The overriding priority was to provide outstanding fuel efficiency "while also living up to Infiniti’s brand image with highly responsive acceleration and performance," Momose says. And he believes this single-motor, dual-clutch system provides an optimal balance of both.

WardsAuto judges found the HEVs automatic transmission smooth and precise and its transitions between gas and electric modes seamless.

They also praised the car's excellent noise, vibration and harshness mitigation, its (very non-hybrid) exhaust rumble and its performance in Sport mode. “Decadently fast, a far cry from the poky hybrids we've come to know over the past decade," wrote one judge. The M35h’s other two operating modes are “eco” and “standard.”

Momose points out that one very significant challenge was the need to achieve luxury-car levels of smoothness, especially during transitions from gas to electric power. The solution was the team's development of very precise motor-control strategies.

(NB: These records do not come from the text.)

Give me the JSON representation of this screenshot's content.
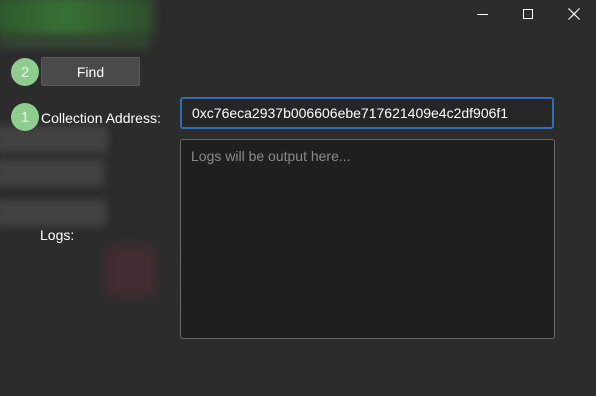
{
  "window": {
    "controls": {
      "minimize_icon": "minimize-icon",
      "maximize_icon": "maximize-icon",
      "close_icon": "close-icon",
      "close_glyph": "✕"
    }
  },
  "steps": {
    "find_step": "2",
    "address_step": "1"
  },
  "toolbar": {
    "find_label": "Find"
  },
  "form": {
    "collection_label": "Collection Address:",
    "collection_value": "0xc76eca2937b006606ebe717621409e4c2df906f1",
    "logs_label": "Logs:",
    "logs_placeholder": "Logs will be output here..."
  },
  "colors": {
    "background": "#2c2c2c",
    "accent_focus": "#2f6fb8",
    "step_badge": "#8fcc8f"
  }
}
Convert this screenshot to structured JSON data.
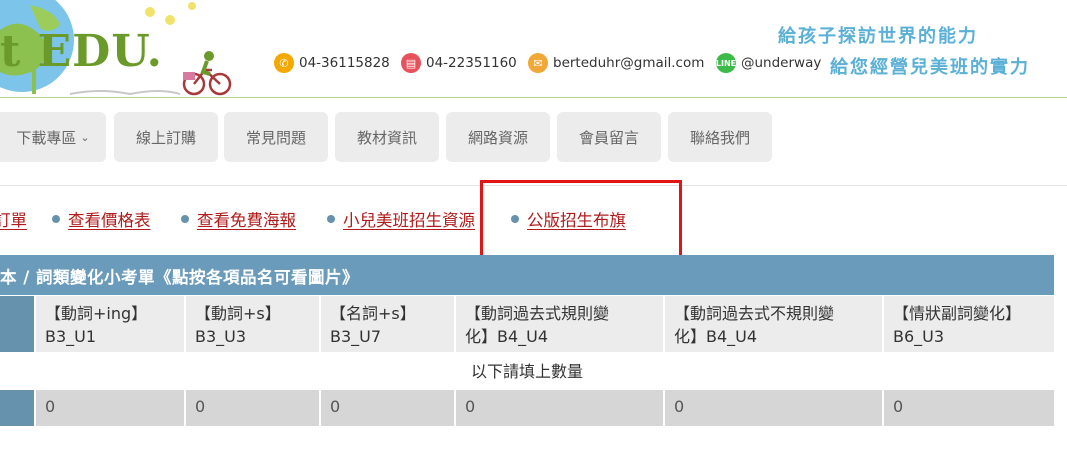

How precise?

Cruising in electric mode in seventh gear is possible, but mashing the accelerator will restart the V-6 instantly and require a downshift to fourth gear. Momose says four steps must take place in less than a second to ensure smooth, strong acceleration.

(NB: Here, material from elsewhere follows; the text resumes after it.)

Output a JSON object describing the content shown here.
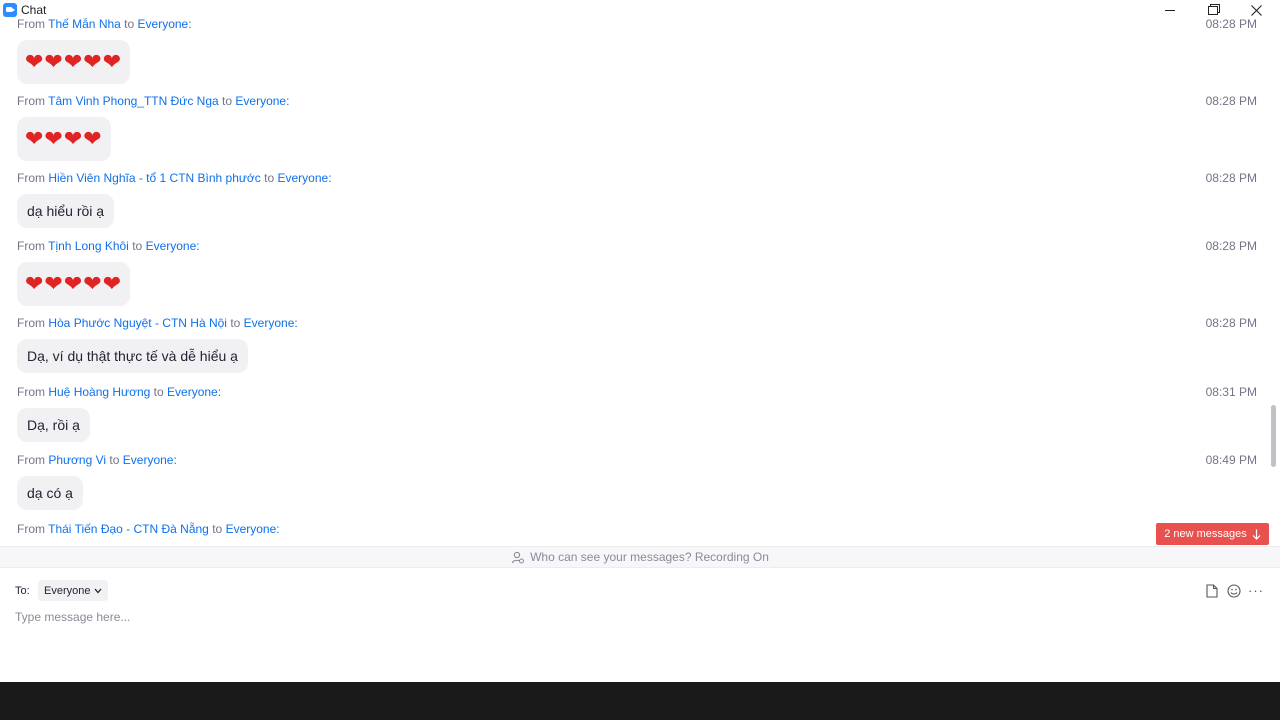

“First, the system increases motor torque so clutch No.2 can be slipped in to relieve vibration at engine start-up. Second, clutch No.1 engages and engine rpm begins to rise. Once firing occurs, rapid motor braking is applied so the engine doesn’t over-race.

“Third, for the downshift, with engine and motor rpm synchronized, motor torque is increased to push rpms to match fourth gear.

“Fourth, once the desired rpm level is reached, rapid braking of the motor is applied and clutch No.2 goes into full lockup. Then the motor assist comes back on again for acceleration," Momose says.

Because the electric motor and one clutch are packaged in the space typically occupied by the transmission's torque converter, the unit is essentially the same size as the conventional 7-speed automatic in the Infiniti M37 and M56.

Combined with the compact size of the 1.4-kWh, 346V Li-ion battery (located behind the rear seat), this design gives the M35h the same interior roominess as the standard M sedan, plus sufficient trunk space for two large suitcases or four fullsize golf bags.

Another design that helped achieve the M35h Hybrid’s needed smoothness and refinement was a simple but effective lightweight soft-mounting system for the electric motor. It consists of a plate on the front of the motor, three arms on the rear and two rubber O-rings.

This is the world’s first parallel hybrid system without a transmission torque converter, Momose says. And it offers better fuel economy than its competition in both city and highway driving despite its high-performance capability.

The system’s single electric motor has a significant weight advantage over a 2-motor arrangement, and its forward dry clutch between the gas engine and the electric motor can disengage the engine for higher efficiency.

Nissan’s Li-ion battery technology is lighter and has higher power density than the nickel-metal hydride batteries in most other HEVs, which provides higher motor power and more EV-mode range.

As in other HEVs, the motor doubles as both a propulsion unit and a generator that recovers energy otherwise lost during deceleration and braking. Its instant torque can boost acceleration at low speeds, and it powers the car by itself when the engine is decoupled.

Most competing hybrids, including those built by Toyota and Ford, use a parallel system with two motors and a planetary gear set, which is heavier and less energy efficient.

"That type of system cannot decouple the engine and motor," Momose says. "So the result is lower efficiency because of engine friction under EV drive conditions."

He adds that the Mercedes-Benz S400 HEV uses a parallel-hybrid system with a torque converter that cannot disengage between engine and motor, while BMW's 5-Series ActiveHybrid system does use a single-motor, 2-clutch, no-torque-converter system, but also (unlike the Infiniti) a starter motor.

Momose reveals that Nissan is working on a single-motor, two-clutch HEV system for front-wheel-drive cars that he expects will reach North America in 2013. Interestingly, it will mate a continuously variable transmission to a 2.5L supercharged 4-cyl.engine.

We're definitely looking forward to testing that one.